Why are we upset at Poonam Pandey pulling off her death stunt to raise awareness for cervical cancer?
We, the regular individuals, who thrive on the attention we receive on social media.
We, the 'mainstream media', that likes to pay more attention to various social media platforms for stories instead of getting boots on the ground. It's cheaper. Simple.
We, the influencers, who have turned attention into our business model.
This cascade of attention around Poonam Pandey's death only irks us because 'we' the smart ones, the know-it-all denizens of the digital universe are brought to face our fallibility. We are very easy to fool. And when we are fooled, we don't like it. And when we are fooled by someone lower in our imagined hierarchy - intellectual, popular, social - it irks us more because it's also humiliating.
Poonam Pandey and the team behind her death rumours that turned out to be fake the next day deserve accolades for utilising the unique affordance of social media to their benefit. Affordance is a 1979 concept that defines possibilities offered by the elements of a particular environment or setting. The affordance in question here is attention.
Social movements thrive on attention. Scholars like William A. Gamson and Gadi Wolfsfeld, see media and movements as "interacting systems". Simply put, while on the one hand, media attention or the lack of it towards a movement is informed by bias, it also shapes the movement on the other hand. Poonam Pandey knows this well. She is no stranger to attention and does not feel embarrassed about using it. Pandey is also aware of the transient nature of media attention - here today, gone tomorrow. Like media scholars, she understands the 'cascading' nature of media attention. She knows that media outlets compete fiercely for 'breaking' stories to survive in a capitalist system. Breaking is followed by "hot" takes. Search engines stay hot with keywords until the next 'breaking'.

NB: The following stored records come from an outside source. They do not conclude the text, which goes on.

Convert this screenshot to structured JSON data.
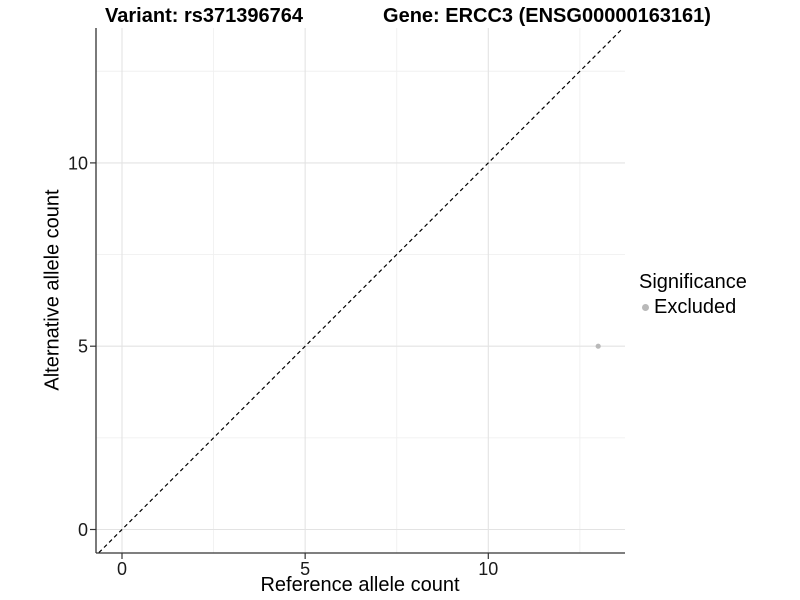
{
  "chart_data": {
    "type": "scatter",
    "title_left": "Variant: rs371396764",
    "title_right": "Gene: ERCC3 (ENSG00000163161)",
    "xlabel": "Reference allele count",
    "ylabel": "Alternative allele count",
    "xlim": [
      -0.68,
      13.68
    ],
    "ylim": [
      -0.63,
      13.68
    ],
    "xticks": [
      0,
      5,
      10
    ],
    "yticks": [
      0,
      5,
      10
    ],
    "minor_xticks": [
      2.5,
      7.5,
      12.5
    ],
    "minor_yticks": [
      2.5,
      7.5,
      12.5
    ],
    "grid": "major+minor on white background",
    "points": [
      {
        "x": 13,
        "y": 5,
        "significance": "Excluded"
      }
    ],
    "identity_line": {
      "equation": "y = x",
      "style": "dashed",
      "color": "#000000"
    },
    "legend": {
      "title": "Significance",
      "position": "right-middle",
      "items": [
        {
          "label": "Excluded",
          "color": "#b9b9b9"
        }
      ]
    },
    "colors": {
      "point": "#b9b9b9",
      "grid_major": "#e3e3e3",
      "grid_minor": "#f0f0f0",
      "axis": "#333333",
      "tick_text": "#1a1a1a",
      "background": "#ffffff"
    }
  }
}
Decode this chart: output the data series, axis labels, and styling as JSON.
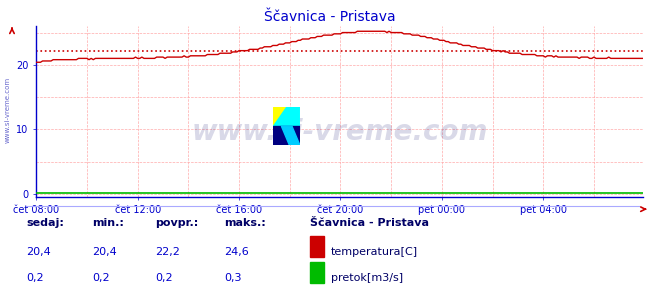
{
  "title": "Ščavnica - Pristava",
  "title_color": "#0000cc",
  "bg_color": "#ffffff",
  "plot_bg_color": "#ffffff",
  "grid_color_h": "#ffaaaa",
  "grid_color_v": "#ffaaaa",
  "axis_color": "#0000cc",
  "x_labels": [
    "čet 08:00",
    "čet 12:00",
    "čet 16:00",
    "čet 20:00",
    "pet 00:00",
    "pet 04:00"
  ],
  "y_ticks": [
    0,
    10,
    20
  ],
  "ylim": [
    -0.5,
    26
  ],
  "xlim": [
    0,
    287
  ],
  "avg_line_value": 22.2,
  "avg_line_color": "#cc0000",
  "temp_line_color": "#cc0000",
  "flow_line_color": "#00bb00",
  "watermark_text": "www.si-vreme.com",
  "watermark_color": "#000066",
  "watermark_alpha": 0.15,
  "sidebar_text": "www.si-vreme.com",
  "sidebar_color": "#0000aa",
  "legend_title": "Ščavnica - Pristava",
  "legend_title_color": "#000066",
  "label_color": "#000066",
  "value_color": "#0000cc",
  "footer_labels": [
    "sedaj:",
    "min.:",
    "povpr.:",
    "maks.:"
  ],
  "footer_temp": [
    "20,4",
    "20,4",
    "22,2",
    "24,6"
  ],
  "footer_flow": [
    "0,2",
    "0,2",
    "0,2",
    "0,3"
  ],
  "legend_temp": "temperatura[C]",
  "legend_flow": "pretok[m3/s]",
  "n_points": 288,
  "x_tick_pos": [
    0,
    48,
    96,
    144,
    192,
    240
  ],
  "separator_color": "#aaaaff",
  "arrow_color": "#cc0000",
  "xaxis_line_color": "#0000cc",
  "yaxis_line_color": "#0000cc"
}
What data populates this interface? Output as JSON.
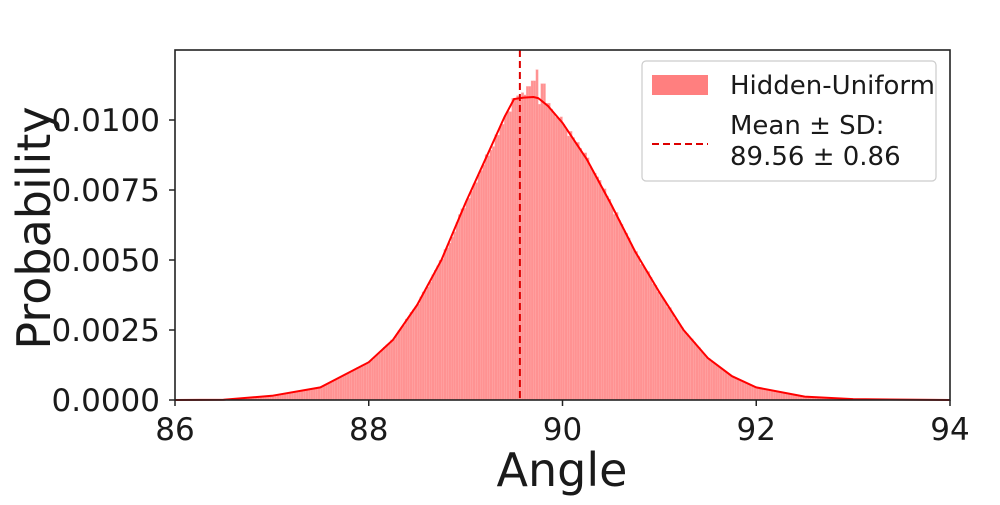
{
  "chart_data": {
    "type": "histogram",
    "title": "",
    "xlabel": "Angle",
    "ylabel": "Probability",
    "xlim": [
      86,
      94
    ],
    "ylim": [
      0,
      0.0125
    ],
    "xticks": [
      86,
      88,
      90,
      92,
      94
    ],
    "xtick_labels": [
      "86",
      "88",
      "90",
      "92",
      "94"
    ],
    "yticks": [
      0,
      0.0025,
      0.005,
      0.0075,
      0.01
    ],
    "ytick_labels": [
      "0.0000",
      "0.0025",
      "0.0050",
      "0.0075",
      "0.0100"
    ],
    "grid": false,
    "legend_position": "top-right",
    "series": [
      {
        "name": "Hidden-Uniform",
        "kind": "histogram",
        "color": "#ff7f7f",
        "distribution": {
          "mean": 89.56,
          "sd": 0.86,
          "bin_width": 0.025
        },
        "spikes": [
          {
            "x": 89.74,
            "y": 0.0118
          },
          {
            "x": 89.7,
            "y": 0.0114
          },
          {
            "x": 89.8,
            "y": 0.0113
          },
          {
            "x": 89.65,
            "y": 0.0112
          },
          {
            "x": 89.85,
            "y": 0.0106
          }
        ]
      },
      {
        "name": "",
        "kind": "kde-line",
        "color": "#ff0000",
        "points": [
          [
            86.0,
            0.0
          ],
          [
            86.5,
            1e-05
          ],
          [
            87.0,
            0.00015
          ],
          [
            87.5,
            0.00045
          ],
          [
            88.0,
            0.00135
          ],
          [
            88.25,
            0.00215
          ],
          [
            88.5,
            0.0034
          ],
          [
            88.75,
            0.005
          ],
          [
            89.0,
            0.00705
          ],
          [
            89.25,
            0.00895
          ],
          [
            89.4,
            0.0101
          ],
          [
            89.5,
            0.01075
          ],
          [
            89.6,
            0.0108
          ],
          [
            89.7,
            0.01082
          ],
          [
            89.75,
            0.01078
          ],
          [
            89.85,
            0.0105
          ],
          [
            90.0,
            0.0099
          ],
          [
            90.25,
            0.0086
          ],
          [
            90.5,
            0.007
          ],
          [
            90.75,
            0.0053
          ],
          [
            91.0,
            0.00385
          ],
          [
            91.25,
            0.0025
          ],
          [
            91.5,
            0.0015
          ],
          [
            91.75,
            0.00085
          ],
          [
            92.0,
            0.00045
          ],
          [
            92.5,
            0.00012
          ],
          [
            93.0,
            3e-05
          ],
          [
            94.0,
            0.0
          ]
        ]
      },
      {
        "name": "Mean ± SD:\n89.56 ± 0.86",
        "kind": "vline",
        "x": 89.56,
        "color": "#dd0000",
        "dash": "dashed"
      }
    ],
    "legend": {
      "entries": [
        {
          "label_lines": [
            "Hidden-Uniform"
          ],
          "swatch": "patch",
          "color": "#ff7f7f"
        },
        {
          "label_lines": [
            "Mean ± SD:",
            "89.56 ± 0.86"
          ],
          "swatch": "dashed-line",
          "color": "#dd0000"
        }
      ]
    }
  }
}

Any press is good press. Bad press is especially good press and not only because of the cringe economy. A negative representation in one media outlet often inspires ideologically opposed outlets to go all guns blazing in defence in an attempt to do a 'counter'.
All of us have seen it all. Poonam Pandey just chose to put it to good use. Many are slamming her for appropriating cancer for self-promotion. Seriously? With more than a million followers each on X and Instagram, self-promotion is probably not what she's going for. The shock value of this 'stunt' is so high that self-promotion is a very low payoff.
Pandey has pulled off a successful Brechtian agitprop. Her act received attention because the media has been constantly giving her attention for a while now. It's the rich-get-richer process at work here, too. The news of her death from cervical cancer did impact the search volume for cervical cancer on the internet. Her grand reveal statement about the preventability of cervical cancer is correct, too.
Pandey's campaign may appear to be off-colour to a lot of people. But the canon of taste is a characteristic of hierarchy. Despite its claims of democratisation, social media is highly stratified with its distinct elite class. Media and social media platforms are social systems and all the interactions here need to be viewed through economic, political and cultural lenses. Tastes differ and there cannot be any absolutism around them. As far as the issue of trivialising a deadly disease is concerned, endless debate can ensue on the various licenses used by different people on an everyday basis on media and social media platforms.
Pandey has received flak for attention-seeking in the past. The very irony of this is implicit in the literary definition of the term FLAK. This German term, part of the WWII military jargon, is an abbreviation for Fliegerabwehrkanone. It means "flyer ward-off cannon" literally, an anti-aircraft gun. The Nazis popularised the usage of the term flak. The one receiving flak and the one giving flak, therefore, are playing the same game. Poonam Pandey is no worse than those attacking her on social media platforms. Maybe a lot of us are just jealous of what she has and we don't!
For the sake of spelling it clearly: this essay is not about attacking or defending Poonam Pandey and her 'stunt'. It is about locating them in a context, assessing them, and drawing lessons from the said assessments. A mere act-outrage cycle does nothing in the absence of such assessments and we go round the prickly pear. Another act, another outrage.
In Lewis Carroll's Through the Looking-Glass, Alice is told by the Red Queen "Here, you see, it takes all the running you can do, to keep in the same place."
(Nishtha Gautam is a Delhi-based author and academic.)
Disclaimer: These are the personal opinions of the author.